Sonunda kazasız belasız -en azından onlar için- bir şekilde Karanlara geldiğimizde Almira hevesle krakeri arkaya doğru fırlatıp kapıya doğru koştu. Bunun sonucunda büyük bir felaket oluştu. Fırlattığı kraker poşeti benim kafama gelince korkuyla bağırmıştım ve bunun sonucunda yanımda duran ve bunu hiç beklemeyen Berfu poposunun üzerine düşmüştü. Tabii ondan beklenecek şekilde düşerken beni de aşağıya çekmişti. Onun üzerine düşerken Berfu hayvan gibi bağırınca bu sefer kapıya doğru koşan Almira bize dönüp bakmaya çalışırken koşmayı bırakmayı unutmuştu ve kapıya çarpıp aynen bizim gibi o da poposunun üzerine düşmüştü. Merdivenlerden daha yeni çıkmayı başarmış olan Buse bize gülerken saçma sapan bir sebeple -inanın hala meçhul- merdivenlerden yuvarlanmıştı. Berk Abi ise her zamanki gibi bize onaylamaz bakışlar atıyordu. 

Seslerle birlikte açılan kapı Karan'ı görmemi sağladı. Ondan sonraysa sırayla; Murat, Egehan ve Buğra'yı. 

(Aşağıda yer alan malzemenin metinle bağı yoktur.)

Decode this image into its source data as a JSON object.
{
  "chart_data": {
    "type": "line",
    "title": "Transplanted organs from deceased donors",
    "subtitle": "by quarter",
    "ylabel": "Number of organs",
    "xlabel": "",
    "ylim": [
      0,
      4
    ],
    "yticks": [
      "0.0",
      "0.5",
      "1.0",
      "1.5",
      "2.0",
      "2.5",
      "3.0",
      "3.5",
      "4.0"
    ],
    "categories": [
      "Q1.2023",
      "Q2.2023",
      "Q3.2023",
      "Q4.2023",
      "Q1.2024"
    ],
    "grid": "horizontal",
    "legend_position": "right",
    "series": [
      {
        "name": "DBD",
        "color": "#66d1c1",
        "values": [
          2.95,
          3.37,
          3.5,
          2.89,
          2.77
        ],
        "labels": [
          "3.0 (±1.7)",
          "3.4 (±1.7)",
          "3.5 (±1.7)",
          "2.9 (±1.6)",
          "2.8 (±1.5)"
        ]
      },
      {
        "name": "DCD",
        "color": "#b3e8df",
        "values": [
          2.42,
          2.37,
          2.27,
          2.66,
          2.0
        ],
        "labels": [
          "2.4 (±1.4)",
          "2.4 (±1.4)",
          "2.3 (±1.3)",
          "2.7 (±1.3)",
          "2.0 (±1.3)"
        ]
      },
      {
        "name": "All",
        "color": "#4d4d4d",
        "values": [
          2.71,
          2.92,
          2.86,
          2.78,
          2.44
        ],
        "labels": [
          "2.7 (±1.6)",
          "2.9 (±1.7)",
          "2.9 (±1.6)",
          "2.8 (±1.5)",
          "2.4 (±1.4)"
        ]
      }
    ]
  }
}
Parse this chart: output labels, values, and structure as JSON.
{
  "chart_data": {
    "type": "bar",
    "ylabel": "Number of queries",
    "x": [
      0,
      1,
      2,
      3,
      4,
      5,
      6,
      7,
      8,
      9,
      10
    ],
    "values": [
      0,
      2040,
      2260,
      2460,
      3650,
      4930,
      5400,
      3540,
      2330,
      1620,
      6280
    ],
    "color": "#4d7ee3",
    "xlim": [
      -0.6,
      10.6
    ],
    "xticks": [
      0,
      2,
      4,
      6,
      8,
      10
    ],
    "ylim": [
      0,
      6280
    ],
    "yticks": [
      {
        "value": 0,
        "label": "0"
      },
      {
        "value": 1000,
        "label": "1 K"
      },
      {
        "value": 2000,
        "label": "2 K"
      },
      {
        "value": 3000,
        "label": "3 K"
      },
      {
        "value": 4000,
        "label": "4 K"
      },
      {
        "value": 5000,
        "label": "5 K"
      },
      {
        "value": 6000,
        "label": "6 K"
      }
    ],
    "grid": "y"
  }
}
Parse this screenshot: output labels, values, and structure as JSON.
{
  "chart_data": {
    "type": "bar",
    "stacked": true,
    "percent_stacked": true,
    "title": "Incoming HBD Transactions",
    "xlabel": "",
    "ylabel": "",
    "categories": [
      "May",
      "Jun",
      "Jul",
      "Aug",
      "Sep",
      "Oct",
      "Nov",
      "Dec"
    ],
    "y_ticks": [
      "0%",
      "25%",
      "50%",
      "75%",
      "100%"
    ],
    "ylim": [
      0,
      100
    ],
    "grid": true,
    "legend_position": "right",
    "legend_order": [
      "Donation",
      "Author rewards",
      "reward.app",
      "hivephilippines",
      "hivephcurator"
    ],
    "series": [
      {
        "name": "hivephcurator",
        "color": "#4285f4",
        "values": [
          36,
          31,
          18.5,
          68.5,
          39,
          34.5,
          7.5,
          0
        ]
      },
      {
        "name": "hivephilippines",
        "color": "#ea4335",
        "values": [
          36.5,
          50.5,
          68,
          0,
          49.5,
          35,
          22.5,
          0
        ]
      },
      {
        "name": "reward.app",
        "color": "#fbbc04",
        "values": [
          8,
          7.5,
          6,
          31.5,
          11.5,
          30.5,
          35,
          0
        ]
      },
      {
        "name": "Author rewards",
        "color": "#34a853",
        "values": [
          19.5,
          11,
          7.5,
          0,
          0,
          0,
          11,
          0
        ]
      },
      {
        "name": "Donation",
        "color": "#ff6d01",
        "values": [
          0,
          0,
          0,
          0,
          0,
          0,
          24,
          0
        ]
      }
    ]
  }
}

"Selam." dedim yerden kalkarken. Berfu da bana tutunup kalktı ve elini havaya kaldırıp selam verdi. 

"Siz iyi misiniz?" diyen Karan'a gülümsedim ve kafamı onaylar gibi salladım ancak buna inanmak çok zordu çünkü Almira yerde yatmış komaya girmiş gibi kendini titretiyordu. 

"Almiş'im!" diye çığlık atan Egehan kendini Almira'nın yanına, yere, dizlerinin üzerine bırakıp zılgıt çalarken -çalışırken- içeriden Karen çıkmıştı ve Berk Abi'ye tam sarılacakken Murat tarafından kafasından tutularak durdurulmuştu. 

"Biriniz eksiksiniz sanki?" diye soran Murat ile etrafa bakmaya başladım. 

"Buse yok." dediğimde gözlerimizi kocaman açıp birbirimize baktık. 

"LAN BUSE!" 

***

Buse ne kadar bir şeyinin olmadığı konusunda ısrar etse de zorla onu hastaneye götürmüştük. Bütün testlerden geçince Berk Abi bir kaç saniyeliğine rahatlamıştı ancak sonra o ifadeyi Buse'ye göstermeyip geri zekalı olduğunu söylemiş ve kafasına vurarak yanından geçip gitmişti. Almira bu durumu çok tatlı bulup kollarını Berk Abi'nin beline, bacaklarını da bacaklarına sarmış ve yüzünde saçma sapan bir ifadeyle gülümsemeye başlamıştı. Egehan Almira'yı kıskanıp onu Berk Abi'den ayırmaya çalışınca Berk Abi buna izin vermemişti ve sonucunda kollarını oraya buraya savururken kolu burnuma çarpmıştı.